We also currently prefer ‘cattle’ over the other schedulers, but this might very well change when docker 1.12.x is supported. That also leads to some thoughts about whether docker-compose also has a future ?

Regards

Fraser.

I’ve also just rolled out Rancher in AWS, and echo your sentiments on many of these points.

Regarding your first point, I’m not sure that automatic host deletion is the right thing for Rancher to be doing. As far as Rancher is concerned, all it knows is that it’s lost comms with the agent. Not being AWS aware, it can’t determine if this is because the host is gone, or for some other reason (say, a network partition).

For example, in our deployment we have a Rancher environment in a different AWS region connecting in over an Ipsec tunnel. On occasion this tunnel goes down and the hosts in Rancher go into “reconnecting” mode. The hosts and containers on those hosts are fine, and the apps keep running correctly - it’s just that Rancher can’t talk to them. In this scenario Rancher does exactly the right thing by simply leaving the hosts there in “reconnecting” state. Once the tunnel is back up, the hosts come back to active and everything is fine. I’d not want hosts to be automatically deleted in this scenario.

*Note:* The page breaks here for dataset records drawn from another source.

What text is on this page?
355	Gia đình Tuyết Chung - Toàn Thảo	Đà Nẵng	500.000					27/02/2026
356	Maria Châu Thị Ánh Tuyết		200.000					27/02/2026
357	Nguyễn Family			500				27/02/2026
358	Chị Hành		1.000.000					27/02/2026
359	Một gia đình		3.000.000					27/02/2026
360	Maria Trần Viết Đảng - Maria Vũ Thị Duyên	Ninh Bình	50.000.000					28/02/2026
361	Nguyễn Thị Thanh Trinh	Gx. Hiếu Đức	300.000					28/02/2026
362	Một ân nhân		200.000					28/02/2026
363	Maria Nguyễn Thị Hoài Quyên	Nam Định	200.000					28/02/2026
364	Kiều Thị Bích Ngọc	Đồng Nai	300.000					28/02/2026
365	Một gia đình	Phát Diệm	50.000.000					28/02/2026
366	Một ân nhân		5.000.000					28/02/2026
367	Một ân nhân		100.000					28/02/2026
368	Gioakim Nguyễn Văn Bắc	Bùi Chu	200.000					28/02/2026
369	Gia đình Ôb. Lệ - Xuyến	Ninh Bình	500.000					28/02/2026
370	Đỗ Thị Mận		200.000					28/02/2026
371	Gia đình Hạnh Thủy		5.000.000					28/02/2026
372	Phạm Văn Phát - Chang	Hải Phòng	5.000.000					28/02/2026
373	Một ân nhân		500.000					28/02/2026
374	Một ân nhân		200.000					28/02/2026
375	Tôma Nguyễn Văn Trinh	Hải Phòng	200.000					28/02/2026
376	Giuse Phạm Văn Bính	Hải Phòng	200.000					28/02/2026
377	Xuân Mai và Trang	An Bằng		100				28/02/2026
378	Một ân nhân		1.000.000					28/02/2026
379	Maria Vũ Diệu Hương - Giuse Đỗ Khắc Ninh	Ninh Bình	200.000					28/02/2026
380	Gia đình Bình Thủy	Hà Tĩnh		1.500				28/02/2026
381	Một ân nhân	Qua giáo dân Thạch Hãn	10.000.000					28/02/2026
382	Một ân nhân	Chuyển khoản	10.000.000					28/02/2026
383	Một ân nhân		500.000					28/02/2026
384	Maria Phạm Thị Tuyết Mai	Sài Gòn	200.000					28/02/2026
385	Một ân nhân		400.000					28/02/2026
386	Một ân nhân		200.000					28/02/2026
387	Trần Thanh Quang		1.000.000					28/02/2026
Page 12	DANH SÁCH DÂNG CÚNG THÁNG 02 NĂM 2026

That said, I feel your pain when hosts really do terminate, leaving a UI strewn with zombie hosts and any containers without health checks stuck on hosts that no longer exist. So I just recently wrote a small container to automatically reap any Rancher hosts that have been terminated in AWS: https://github.com/ampedandwired/rancher-reaper

Feel free to have a play with it. It’s pretty new so there may be some bugs, but I would appreciate any feedback.